Monday's results confirmed the surging of populist, right-wing euroskeptic forces that have swept across Europe and the defeat of the two main political forces that have dominated Italian politics for decades – Forza Italia and the center-left Democrats.

"The vote has radically transformed Italy's political landscape and its repercussions will be long-lasting," said political analyst Wolfango Piccoli.

Mr. Piccoli, the co-founder of the Teneo Intelligence consultancy, said the negotiations to form a coalition government would be "prolonged and the outcome uncertain."

Piccoli said the center-right is best positioned to form a government, expected to secure 250-260 seats in the 630-member lower house. Still it will fall short of the 316 needed to control a majority.

The 5-Stars are expected to get 230 seats.

"The EU is having a bad evening," French far-right leader Marine Le Pen tweeted. British far-right, pro-Brexit campaigner Nigel Farage also congratulated the 5-Stars.

The 5-Star Movement considers itself an internet-based democracy, not a party, and views established political parties as a parasitic caste. Since its birth in 2009, the 5-Stars have attracted legions of mostly young Italians who are facing few job prospects and are fed up with Italy's traditional politicians.

The 5-Stars had a remarkably strong showing in the south, which has long been a stronghold of the center-right and Forza Italia.
During the campaign, Di Maio backed off early 5-Star policy to push for a referendum to get Italy out of the shared euro-currency group. But 5-Star members, who espouse a range of ideology-defying pro-green, anti-bank views, rail against what they say are excessive European Union  rules.

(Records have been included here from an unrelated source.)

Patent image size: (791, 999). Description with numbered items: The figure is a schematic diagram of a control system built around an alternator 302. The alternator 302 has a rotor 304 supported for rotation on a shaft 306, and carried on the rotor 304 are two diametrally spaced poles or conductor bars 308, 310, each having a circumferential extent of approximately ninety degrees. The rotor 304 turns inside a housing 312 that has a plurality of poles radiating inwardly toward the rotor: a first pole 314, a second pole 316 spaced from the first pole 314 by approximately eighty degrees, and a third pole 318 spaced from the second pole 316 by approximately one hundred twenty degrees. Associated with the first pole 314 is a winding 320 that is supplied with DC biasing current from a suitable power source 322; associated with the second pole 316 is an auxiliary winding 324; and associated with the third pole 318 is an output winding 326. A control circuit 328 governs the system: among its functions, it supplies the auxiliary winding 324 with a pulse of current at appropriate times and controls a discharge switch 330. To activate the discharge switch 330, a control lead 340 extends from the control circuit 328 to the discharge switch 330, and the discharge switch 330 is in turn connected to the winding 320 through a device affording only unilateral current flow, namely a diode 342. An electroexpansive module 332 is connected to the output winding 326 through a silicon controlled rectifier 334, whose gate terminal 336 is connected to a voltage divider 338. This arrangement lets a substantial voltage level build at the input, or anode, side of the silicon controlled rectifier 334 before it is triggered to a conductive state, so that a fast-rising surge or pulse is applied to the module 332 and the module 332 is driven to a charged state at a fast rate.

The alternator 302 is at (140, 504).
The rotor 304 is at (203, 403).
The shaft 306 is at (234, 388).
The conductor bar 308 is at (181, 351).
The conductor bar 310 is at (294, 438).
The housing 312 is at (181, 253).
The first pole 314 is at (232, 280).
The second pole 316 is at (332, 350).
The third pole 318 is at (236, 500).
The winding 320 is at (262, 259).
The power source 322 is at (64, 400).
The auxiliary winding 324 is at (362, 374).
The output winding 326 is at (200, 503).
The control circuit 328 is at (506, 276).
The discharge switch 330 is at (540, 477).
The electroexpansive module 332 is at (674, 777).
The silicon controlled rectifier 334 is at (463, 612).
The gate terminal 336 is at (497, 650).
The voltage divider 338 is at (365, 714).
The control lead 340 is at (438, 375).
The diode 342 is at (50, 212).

"In all these years we have been going against the current. Now we are starting to fly," marveled Davide Casaleggio of the 5-Stars.
It will now be up to President Sergio Mattarella, a constitutional scholar, to sound out the political parties to determine who has the best chances of forming a government.

The League, which only captured 4 percent of the national vote in the last general election in 2013, was particularly strong in the north, its traditional base. In Veneto, where it won 11 percent in 2013, it captured around 33 percent this time around.

Salvini, who never has held public office in Italy, fed public anger at the EU's inability to help Italy handle the hundreds of thousands of migrants who have flooded into the country after being rescued while crossing the Mediterranean Sea.

He had vowed during the campaign to expel 150,000 migrants in his first year, but said Monday that the League's strong showing was due more to its economic proposals than its anti-migrant stance. The League has proposed overturning pension reforms, introducing a flat tax and cutting bureaucracy.

"While some were doing anti-fascist marches in the absence of fascists, we were preparing the future," Salvini said.

Still the anti-migrant stance proved popular. The League surged to more than 20 percent of the vote in Macerata, where a former League candidate shot six African migrants in the election campaign. The League didn't even reach 1 percent there in 2013.

Between the League and the 5-Stars, the results showed that the two parties with the most euroskeptic platforms together topped the 50 percent needed to rule Italy. While the two are rivals, if they joined together, analysts have called that a "nightmare scenario" for the EU and the financial markets.

"No, no, no," Salvini said when asked about the possibility of governing with the 5-Stars.

The election results showed a stunning loss for the Democratic Party, the main partner in the center-left government that has ruled Italy since 2013. The Democrats received 25 percent of the vote in 2013.

Agriculture Minister Maurizio Martina called the outcome "a complete defeat."

This story was reported by The Associated Press.